FEB 05, 2015 06:00 AM PST

Improving the Post-Operative Recovery of Rodents through Nutrition and Enrichment

  • Director of Nutrition and Quality Operations, Bio-Serv
      Dr. Jaime Lecker received her BS in Food Science from the Pennsylvania State University. She then worked as a Food Scientist in research and development at National Starch and Chemical Co. for two years before pursuing her graduate degree in Nutrition. She received her MS and PhD in Nutritional Biochemistry and Metabolism from Tufts University. Dr. Lecker was a member of the Cardiovascular Nutrition laboratory at the Human Nutrition Research Center on Aging at Tufts University where her research focused on dietary fatty acids and atherosclerosis in animal models. She conducted her dissertation research in lipid metabolism, and investigated the mechanisms by which dietary fatty acid profile and cholesterol status alter cholesterol and lipoprotein metabolism. Currently Dr. Lecker is the Director of Nutrition and Quality Operations at Bio-Serv where she focuses on initiatives to expand Bio-Serv's nutritional products and diets, works with researchers to develop custom diets to facilitate reliable research outcomes, and provides guidance for critical care and special needs diets for laboratory animals.
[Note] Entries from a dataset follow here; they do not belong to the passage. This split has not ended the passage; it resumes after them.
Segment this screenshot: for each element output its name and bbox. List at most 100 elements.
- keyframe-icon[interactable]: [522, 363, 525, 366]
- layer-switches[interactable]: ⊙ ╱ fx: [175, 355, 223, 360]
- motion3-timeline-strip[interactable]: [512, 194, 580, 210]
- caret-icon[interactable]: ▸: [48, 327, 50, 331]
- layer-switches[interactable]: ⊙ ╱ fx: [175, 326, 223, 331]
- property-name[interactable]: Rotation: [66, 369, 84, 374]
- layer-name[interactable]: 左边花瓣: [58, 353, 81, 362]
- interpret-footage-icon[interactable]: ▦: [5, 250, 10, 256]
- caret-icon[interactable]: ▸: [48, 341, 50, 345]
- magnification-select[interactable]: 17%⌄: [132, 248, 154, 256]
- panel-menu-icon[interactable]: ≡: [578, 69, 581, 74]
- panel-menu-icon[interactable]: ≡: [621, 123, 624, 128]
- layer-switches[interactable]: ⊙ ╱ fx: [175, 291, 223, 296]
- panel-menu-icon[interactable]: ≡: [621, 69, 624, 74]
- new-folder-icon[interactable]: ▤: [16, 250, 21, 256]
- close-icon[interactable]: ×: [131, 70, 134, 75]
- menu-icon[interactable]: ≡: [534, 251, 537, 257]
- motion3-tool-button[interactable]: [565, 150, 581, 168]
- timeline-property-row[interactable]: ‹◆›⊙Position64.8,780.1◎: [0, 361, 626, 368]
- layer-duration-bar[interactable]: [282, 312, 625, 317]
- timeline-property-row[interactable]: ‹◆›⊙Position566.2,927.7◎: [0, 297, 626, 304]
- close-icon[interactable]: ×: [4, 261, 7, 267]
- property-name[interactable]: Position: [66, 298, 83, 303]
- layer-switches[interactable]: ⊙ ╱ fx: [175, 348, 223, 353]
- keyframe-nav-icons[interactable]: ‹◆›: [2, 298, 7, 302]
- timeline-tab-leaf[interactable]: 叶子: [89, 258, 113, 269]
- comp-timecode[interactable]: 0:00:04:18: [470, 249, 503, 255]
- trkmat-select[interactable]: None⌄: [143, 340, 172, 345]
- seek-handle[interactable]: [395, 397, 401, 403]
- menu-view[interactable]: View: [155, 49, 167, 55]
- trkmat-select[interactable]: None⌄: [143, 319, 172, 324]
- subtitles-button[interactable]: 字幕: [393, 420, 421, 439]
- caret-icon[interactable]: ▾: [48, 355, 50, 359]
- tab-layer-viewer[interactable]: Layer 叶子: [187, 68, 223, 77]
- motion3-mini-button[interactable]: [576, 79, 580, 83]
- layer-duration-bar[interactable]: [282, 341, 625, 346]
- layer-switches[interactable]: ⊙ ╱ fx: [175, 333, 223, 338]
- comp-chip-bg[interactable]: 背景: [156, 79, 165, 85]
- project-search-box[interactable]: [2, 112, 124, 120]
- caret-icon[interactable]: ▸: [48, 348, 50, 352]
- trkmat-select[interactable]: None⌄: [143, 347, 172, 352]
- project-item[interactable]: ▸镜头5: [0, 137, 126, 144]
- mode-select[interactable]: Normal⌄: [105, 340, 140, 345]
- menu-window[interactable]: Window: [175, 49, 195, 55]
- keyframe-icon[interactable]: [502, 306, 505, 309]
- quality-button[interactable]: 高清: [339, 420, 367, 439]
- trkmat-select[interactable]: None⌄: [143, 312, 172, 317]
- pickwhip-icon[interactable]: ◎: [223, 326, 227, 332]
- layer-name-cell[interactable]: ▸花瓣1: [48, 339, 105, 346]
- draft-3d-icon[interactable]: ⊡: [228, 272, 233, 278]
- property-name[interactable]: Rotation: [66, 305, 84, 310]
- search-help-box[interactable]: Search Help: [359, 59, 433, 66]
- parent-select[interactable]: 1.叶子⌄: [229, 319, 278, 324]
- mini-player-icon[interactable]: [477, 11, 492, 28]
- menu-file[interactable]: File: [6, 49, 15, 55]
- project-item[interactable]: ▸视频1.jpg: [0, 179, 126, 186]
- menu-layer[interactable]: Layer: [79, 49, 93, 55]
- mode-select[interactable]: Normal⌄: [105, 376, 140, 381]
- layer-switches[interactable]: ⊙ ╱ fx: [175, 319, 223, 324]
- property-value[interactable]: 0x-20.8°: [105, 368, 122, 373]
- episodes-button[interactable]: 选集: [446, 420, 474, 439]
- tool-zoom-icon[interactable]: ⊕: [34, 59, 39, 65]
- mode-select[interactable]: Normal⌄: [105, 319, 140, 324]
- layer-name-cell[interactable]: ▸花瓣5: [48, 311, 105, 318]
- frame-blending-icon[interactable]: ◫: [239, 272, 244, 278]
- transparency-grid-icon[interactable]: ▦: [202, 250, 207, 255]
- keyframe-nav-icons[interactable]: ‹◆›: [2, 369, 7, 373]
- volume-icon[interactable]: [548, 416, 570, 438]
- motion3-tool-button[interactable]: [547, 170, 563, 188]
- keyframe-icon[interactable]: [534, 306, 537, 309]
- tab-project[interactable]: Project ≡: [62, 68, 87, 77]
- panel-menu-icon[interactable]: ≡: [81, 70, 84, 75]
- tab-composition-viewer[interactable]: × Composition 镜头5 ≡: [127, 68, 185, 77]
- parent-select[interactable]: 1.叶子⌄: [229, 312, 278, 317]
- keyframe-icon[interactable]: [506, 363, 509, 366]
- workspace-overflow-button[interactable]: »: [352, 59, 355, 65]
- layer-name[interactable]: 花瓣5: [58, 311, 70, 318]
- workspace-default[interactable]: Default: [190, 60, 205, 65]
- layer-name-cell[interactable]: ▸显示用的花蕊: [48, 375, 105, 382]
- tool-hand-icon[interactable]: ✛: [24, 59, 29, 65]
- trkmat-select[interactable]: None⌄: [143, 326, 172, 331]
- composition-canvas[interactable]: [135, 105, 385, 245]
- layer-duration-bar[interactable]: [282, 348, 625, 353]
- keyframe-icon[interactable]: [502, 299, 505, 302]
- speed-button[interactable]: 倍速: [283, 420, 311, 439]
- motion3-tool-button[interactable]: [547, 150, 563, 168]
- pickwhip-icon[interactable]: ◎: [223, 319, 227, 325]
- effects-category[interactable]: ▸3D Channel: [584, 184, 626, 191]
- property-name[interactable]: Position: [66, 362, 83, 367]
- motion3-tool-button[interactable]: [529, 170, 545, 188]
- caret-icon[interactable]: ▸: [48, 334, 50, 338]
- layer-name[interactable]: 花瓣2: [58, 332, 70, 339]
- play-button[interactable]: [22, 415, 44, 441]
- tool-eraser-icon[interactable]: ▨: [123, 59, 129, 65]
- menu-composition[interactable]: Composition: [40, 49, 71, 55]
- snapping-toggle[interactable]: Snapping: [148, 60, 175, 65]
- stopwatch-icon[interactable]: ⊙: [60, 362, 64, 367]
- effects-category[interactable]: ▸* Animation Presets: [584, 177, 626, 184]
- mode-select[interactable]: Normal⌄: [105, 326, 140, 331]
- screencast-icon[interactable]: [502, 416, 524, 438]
    Laboratory animal surgical models are instrumental in biomedical research; therefore establishing healthy defined animal models is crucial to this research. Surgical procedures produce metabolic changes and stress in animals, which can delay recovery and increase morbidity. A goal of post-operative care is to minimize stress in the animal, thereby improving the ability of the animal to heal and recover. Nutritional supplementation and enrichment have been demonstrated to play a role in improving the post-operative recovery of rodents. Proper nutrition and the administration of post-operative diets and appetite stimulants are critical to laboratory animal recovery and survival post-surgery in order to minimize weight and protein loss and ultimately help the animal maintain body weight and return to a normal metabolic state. An overview of the metabolic effects of surgery on rodent metabolism will be presented. Post-surgical nutritional support, stress-free oral dosing methods, edible enrichment for post-operative monitoring, as well as the rational for including these refinements in rodent surgical procedures will be discussed.